Forum Moderators: anallawalla & bakedjake

Message Too Old, No Replies

Google Site Search behind Login

     
9:32 pm on May 23, 2014 (gmt 0)

New User

joined:May 23, 2014
posts: 1
votes: 0


Hello. First time post. I hope this is the most appropriate forum.

I have read that Google Site Search is not able to index documents behind a login.

I have also read that for the general Google index, the googlebot can be allowed to index behind a login, and that Google requires a First Click Free policy is in place.

I have read that for the general index, the googlebot is permitted by examining the user-agent.
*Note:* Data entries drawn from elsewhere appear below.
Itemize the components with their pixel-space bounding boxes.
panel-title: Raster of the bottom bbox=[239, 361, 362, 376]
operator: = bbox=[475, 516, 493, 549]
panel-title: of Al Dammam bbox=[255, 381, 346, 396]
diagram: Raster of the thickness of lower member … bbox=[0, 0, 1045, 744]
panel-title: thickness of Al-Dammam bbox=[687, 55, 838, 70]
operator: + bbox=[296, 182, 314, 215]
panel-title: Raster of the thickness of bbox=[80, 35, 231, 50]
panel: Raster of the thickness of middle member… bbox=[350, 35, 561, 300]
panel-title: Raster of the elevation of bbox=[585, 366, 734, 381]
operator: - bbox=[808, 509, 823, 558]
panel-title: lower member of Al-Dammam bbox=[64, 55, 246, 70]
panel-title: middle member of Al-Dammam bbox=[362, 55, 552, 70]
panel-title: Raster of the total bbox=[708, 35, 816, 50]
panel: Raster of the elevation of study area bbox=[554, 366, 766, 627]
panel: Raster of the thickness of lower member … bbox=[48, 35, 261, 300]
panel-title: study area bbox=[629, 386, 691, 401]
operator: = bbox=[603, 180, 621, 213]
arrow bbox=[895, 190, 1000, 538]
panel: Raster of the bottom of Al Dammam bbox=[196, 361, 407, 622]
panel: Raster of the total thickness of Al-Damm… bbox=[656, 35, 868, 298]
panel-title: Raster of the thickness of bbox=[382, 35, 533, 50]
My question is 3-fold: Can the Google Site Search crawl be allowed behind a login by the same method? If so, can the crawled content be added to the Site Search catalog and not the general Google index? Finally, since it is site search, is the First Free Click required if the crawl can be made to work?

Thanks!
1:57 am on May 24, 2014 (gmt 0)

Administrator from US 

WebmasterWorld Administrator incredibill is a WebmasterWorld Top Contributor of All Time 10+ Year Member Top Contributors Of The Month

joined:Jan 25, 2005
posts:14624
votes: 88


If you want Google to index behind a login remember everyone will still be able to view your documents via Google cache so use the meta robots NOARCHIVE on all your pages to avoid this issue.

Search is Search, the spider will need the same considerations for a site search or it won't be able to crawl and the world can see the content via cache without logging in without NOARCHIVE.
3:31 am on May 24, 2014 (gmt 0)

Senior Member from US 

WebmasterWorld Senior Member lucy24 is a WebmasterWorld Top Contributor of All Time Top Contributors Of The Month

joined:Apr 9, 2011
posts:12717
votes: 244


If so, can the crawled content be added to the Site Search catalog and not the general Google index?

Heh, that's funny, I was just speculating about the same thing myself yesterday. The sad conclusion was that if I want a site search to include content that isn't available in the general Google search, I'd have to code my own. Site search is basically a more elegant form of the "site:" operator. It looks different to the user, but under the hood it's just ordinary google search results, constrained to material on the present site (or material from a hand-picked list of sites, if you want to get fancy).

You can include login-required pages in a search engine's index. Details depend on your server, but the underlying concept is "Satisfy Any": visitors have to either log in or be the Googlebot.

You probably don't want to do it, though. Making login-required material visible in search results to non-logged-in humans is a good recipe for creating annoyed users.